Rosie Lavan is an assistant professor in the School of English at Trinity, where she teaches poetry and modern Irish and British literature. She is the author of Seamus Heaney and Society (2020), and she worked with Bernard O’Donoghue on the new edition of The Poems of Seamus Heaney, for Faber and Faber. Before her academic career she worked as a journalist in London.

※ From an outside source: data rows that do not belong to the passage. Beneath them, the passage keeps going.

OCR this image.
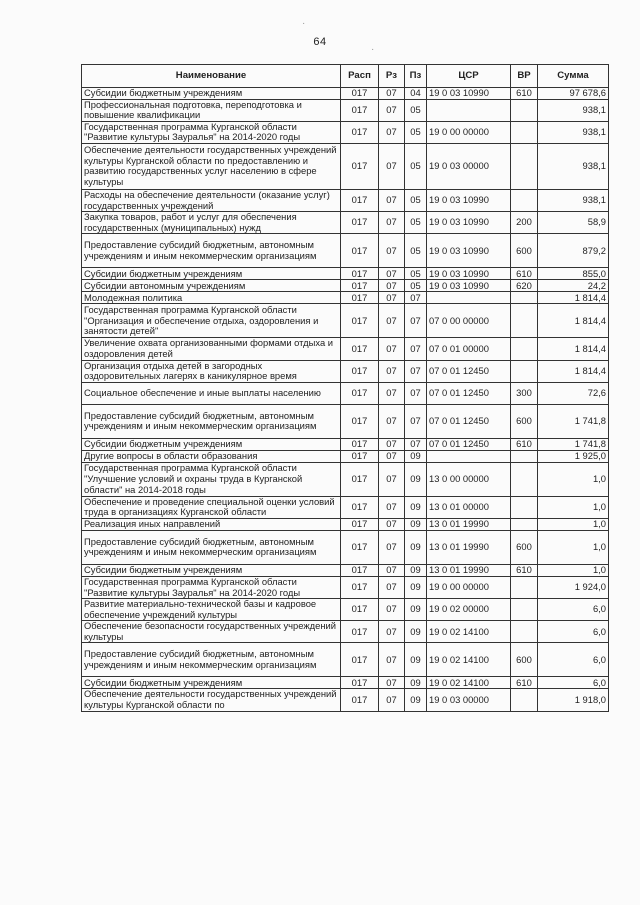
64
Наименование	Расп	Рз	Пз	ЦСР	ВР	Сумма
Субсидии бюджетным учреждениям	017	07	04	19 0 03 10990	610	97 678,6
Профессиональная подготовка, переподготовка и повышение квалификации	017	07	05			938,1
Государственная программа Курганской области "Развитие культуры Зауралья" на 2014-2020 годы	017	07	05	19 0 00 00000		938,1
Обеспечение деятельности государственных учреждений культуры Курганской области по предоставлению и развитию государственных услуг населению в сфере культуры	017	07	05	19 0 03 00000		938,1
Расходы на обеспечение деятельности (оказание услуг) государственных учреждений	017	07	05	19 0 03 10990		938,1
Закупка товаров, работ и услуг для обеспечения государственных (муниципальных) нужд	017	07	05	19 0 03 10990	200	58,9
Предоставление субсидий бюджетным, автономным учреждениям и иным некоммерческим организациям	017	07	05	19 0 03 10990	600	879,2
Субсидии бюджетным учреждениям	017	07	05	19 0 03 10990	610	855,0
Субсидии автономным учреждениям	017	07	05	19 0 03 10990	620	24,2
Молодежная политика	017	07	07			1 814,4
Государственная программа Курганской области "Организация и обеспечение отдыха, оздоровления и занятости детей"	017	07	07	07 0 00 00000		1 814,4
Увеличение охвата организованными формами отдыха и оздоровления детей	017	07	07	07 0 01 00000		1 814,4
Организация отдыха детей в загородных оздоровительных лагерях в каникулярное время	017	07	07	07 0 01 12450		1 814,4
Социальное обеспечение и иные выплаты населению	017	07	07	07 0 01 12450	300	72,6
Предоставление субсидий бюджетным, автономным учреждениям и иным некоммерческим организациям	017	07	07	07 0 01 12450	600	1 741,8
Субсидии бюджетным учреждениям	017	07	07	07 0 01 12450	610	1 741,8
Другие вопросы в области образования	017	07	09			1 925,0
Государственная программа Курганской области "Улучшение условий и охраны труда в Курганской области" на 2014-2018 годы	017	07	09	13 0 00 00000		1,0
Обеспечение и проведение специальной оценки условий труда в организациях Курганской области	017	07	09	13 0 01 00000		1,0
Реализация иных направлений	017	07	09	13 0 01 19990		1,0
Предоставление субсидий бюджетным, автономным учреждениям и иным некоммерческим организациям	017	07	09	13 0 01 19990	600	1,0
Субсидии бюджетным учреждениям	017	07	09	13 0 01 19990	610	1,0
Государственная программа Курганской области "Развитие культуры Зауралья" на 2014-2020 годы	017	07	09	19 0 00 00000		1 924,0
Развитие материально-технической базы и кадровое обеспечение учреждений культуры	017	07	09	19 0 02 00000		6,0
Обеспечение безопасности государственных учреждений культуры	017	07	09	19 0 02 14100		6,0
Предоставление субсидий бюджетным, автономным учреждениям и иным некоммерческим организациям	017	07	09	19 0 02 14100	600	6,0
Субсидии бюджетным учреждениям	017	07	09	19 0 02 14100	610	6,0
Обеспечение деятельности государственных учреждений культуры Курганской области по	017	07	09	19 0 03 00000		1 918,0
·
·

Matthew Hollis was born in Norwich, UK, in 1971. Ground Water (Bloodaxe Books, 2004) was shortlisted for the Guardian First Book Award and the Whitbread Prize for Poetry. Now All Roads Lead to France: The Last Years of Edward Thomas (Faber & Faber, 2011; W.W. Norton, 2012) won the Costa Biography Award and the H.W. Fisher Biography Prize. The Waste Land: A Biography of a Poem (Faber and Norton, 2022) was a book of the year in the Financial Times, New Statesman and Sunday Times.